ADP -Adenosine Diphosphate
Looks almost like ATP except it has two phosphate groups instead of three. Works like a rechargeable battery when cells add phosphate groups --> ATP.
Glucose
ATP is great for transferring energy but not storing. Glucose stores 90 x more energy than required to add phosphate group to turn ADP --> ATP.
Heterotrophs
Organisms that get their food by absorbing other living things. (i.e. Plants, animals, decomposers)
Autotrophs
Organisms that make their own food through photosynthesis.
Photosynthesis
The process by which autotrophs use the energy of sunlight to produce high-energy carbohydrates- sugars and starches - that can be used as food. Plants convert energy of sunlight into chemical energy stored in bonds of carbs.
ATP and ADP Structure
ATP has 3 phosphate groups (fully charged battery. ADP has two (partially charged battery)
Sunlight
the ultimate source of energy for plants. Makes all life possible.
Decomposers
considered heterotrophs because they get energy from breaking down other living things - not from the sun.
Pigments
Plants gather the sun's energy with light-absorbing molecules called pigments.
Light
What our eyes perceive as "white" light is a mixture of different wavelengths. ROYGBIV
Chlorophyll
Plants principle pigment used to capture energy from the sun. Chlorophyll a absorbs blue-violet wavelengths and chlorophyll b absorbs red wavelengths. Does not absorb green - reflects.
Chloroplasts
Photosynthesis takes place in organelles called chloroplasts which contain saclike membranes called thylakoids and outside the thylakoids is a fluid portion known as the stroma.
Granum
thylakoids are interconnected and arranged in stacks known as granum. Pigments are in the thylakoid membranes.
Electron carrier
a compound that can accept a pair of high-energy electrons and transfer them, along with most of their energy, to another molecule. (Like mitts moving a hot potato)
NAPD +
Converts to NADPH to trap sunlight as chemical energy. A high energy electron carrier than can move energy to help build molecules like carbs (glucose/sugar and starches)
Photosynthesis (2)
Uses the energy of sunlight to convert water and carbon dioxide (reactants) into high-energy sugars and oxygen (products)
Light Dependent Reactions
First step in photosynthesis - require direct involvement of light and light-absorbing pigments ADP and NADP+ --> ATP and NADPH. Requires water as a source of electrons and hydrogen ions and gives off oxygen as a byproduct.

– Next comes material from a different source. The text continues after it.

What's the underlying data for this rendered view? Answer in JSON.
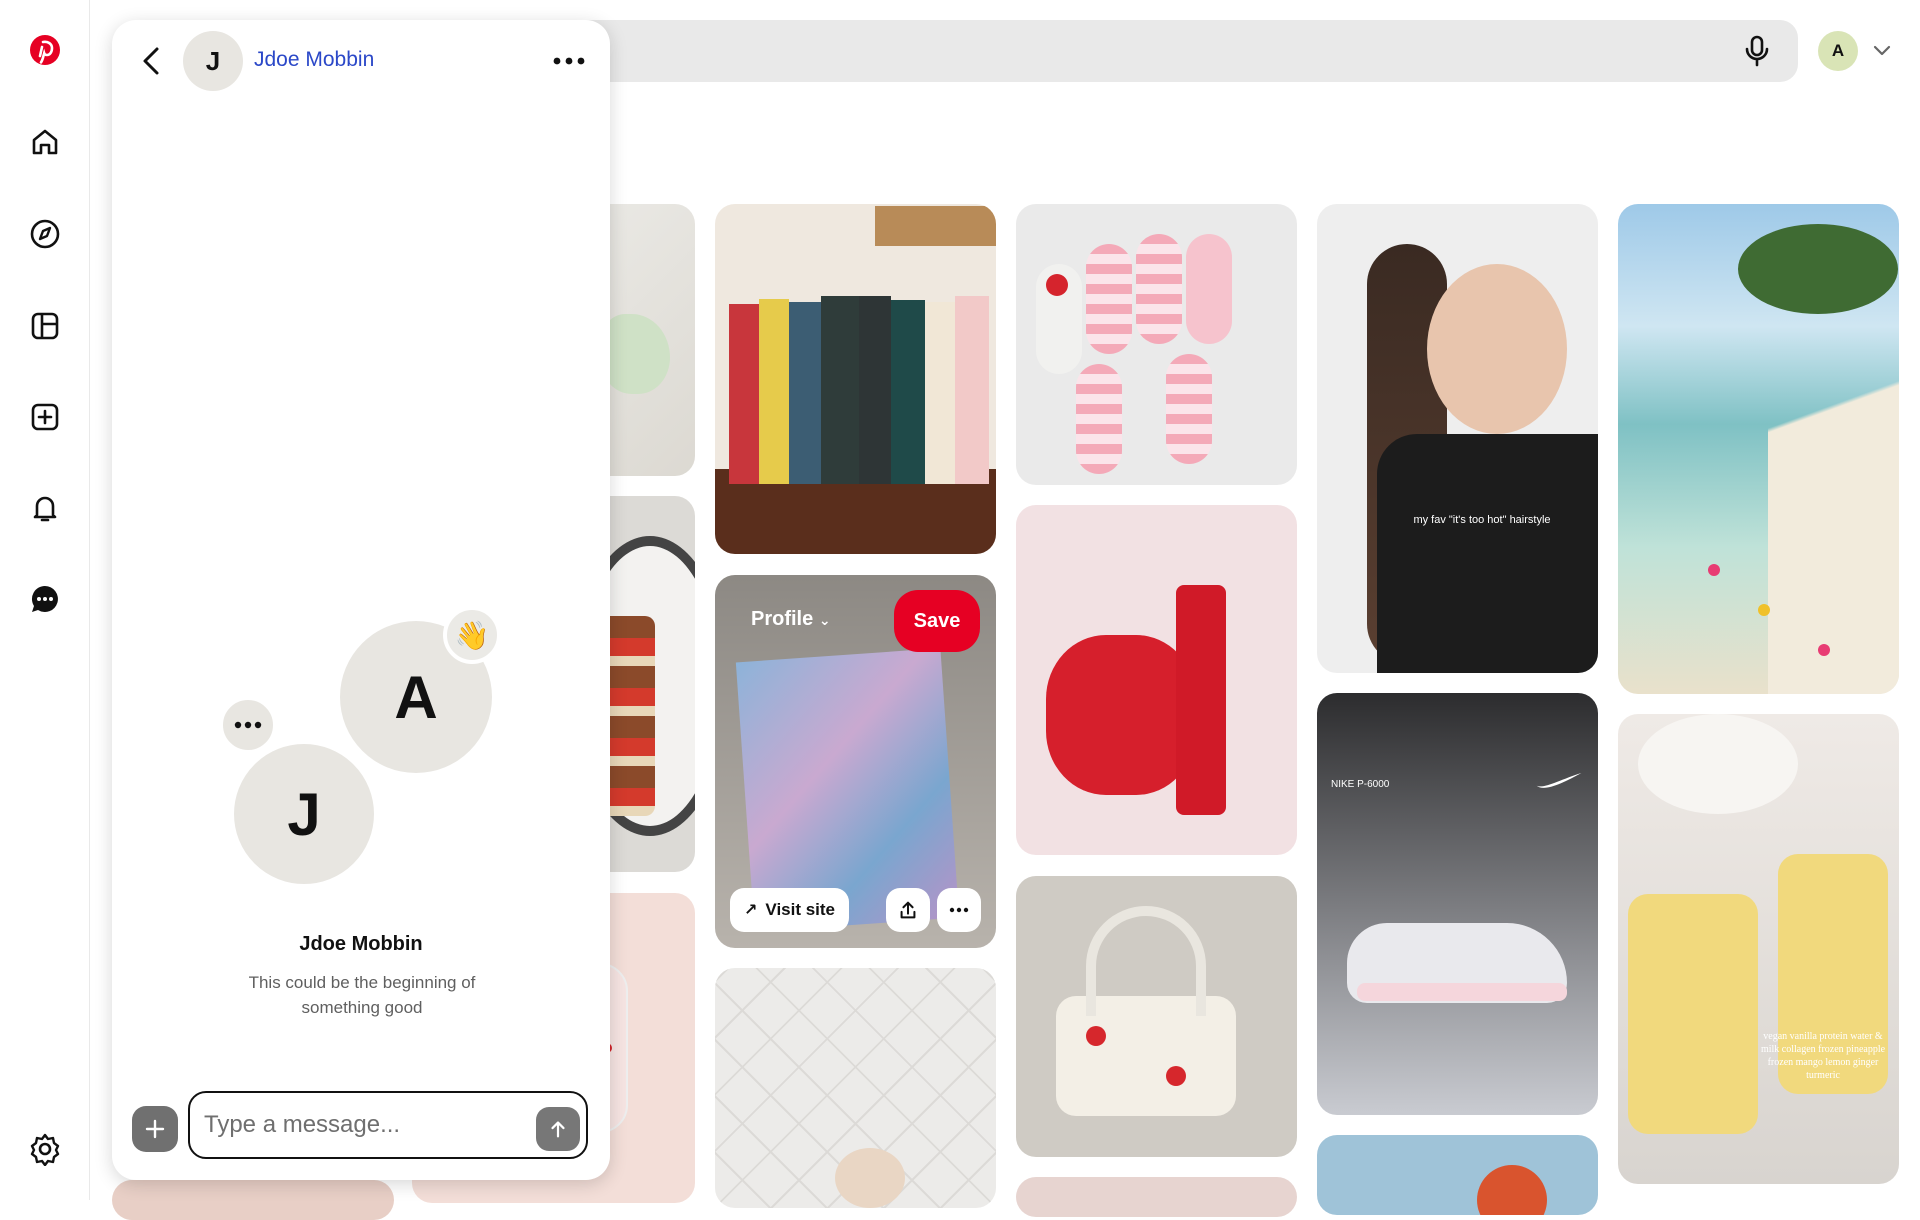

Light Independent Reactions
ATP and NADPH are used to produce high-energy sugars from carbon dioxide. (No light is required) Takes place in the stroma outside the thylakoids.
Byproduct
Anything produced in the course of making another thing.
Photosystems
thyladoids contain clusters of chlorophyll and proteins known as photosystems which absorb sunlight and generate high-energy electrons.
Electron Transport Chain
a series of electron carrier proteins that shuttle high-energy electrons during ATP-generating reactions.
Photosystem 1
pigments in photosystem 1 use energy from light to reenergize electrons depleted from pumping H+ ions across the thylakoid membrane.
Photosystem II
hydrogen atoms begin to accumulate in the thylakoid space which makes stroma negatively charged . This gradient (the difference in both charge and H+ ion concentration) provides the energy to make ATP.
ATP Synthase
Spans the thylakoid membrane and allows H+ ions to pass forcing it to rotate like a turbine and produce ATP. Process is known as chemiosmosis.
Calvin Cycle
During the light-independent reactions ATP and NADPH from the light-dependent reactions are used to produce high-energy sugars. Uses 6 molecules of carbon dioxide to produce a single 6-carbon sugar molecule. Removes CO2 from atmosphere.
Factors affecting photosynthesis
temperature, light intensity and the availability of water.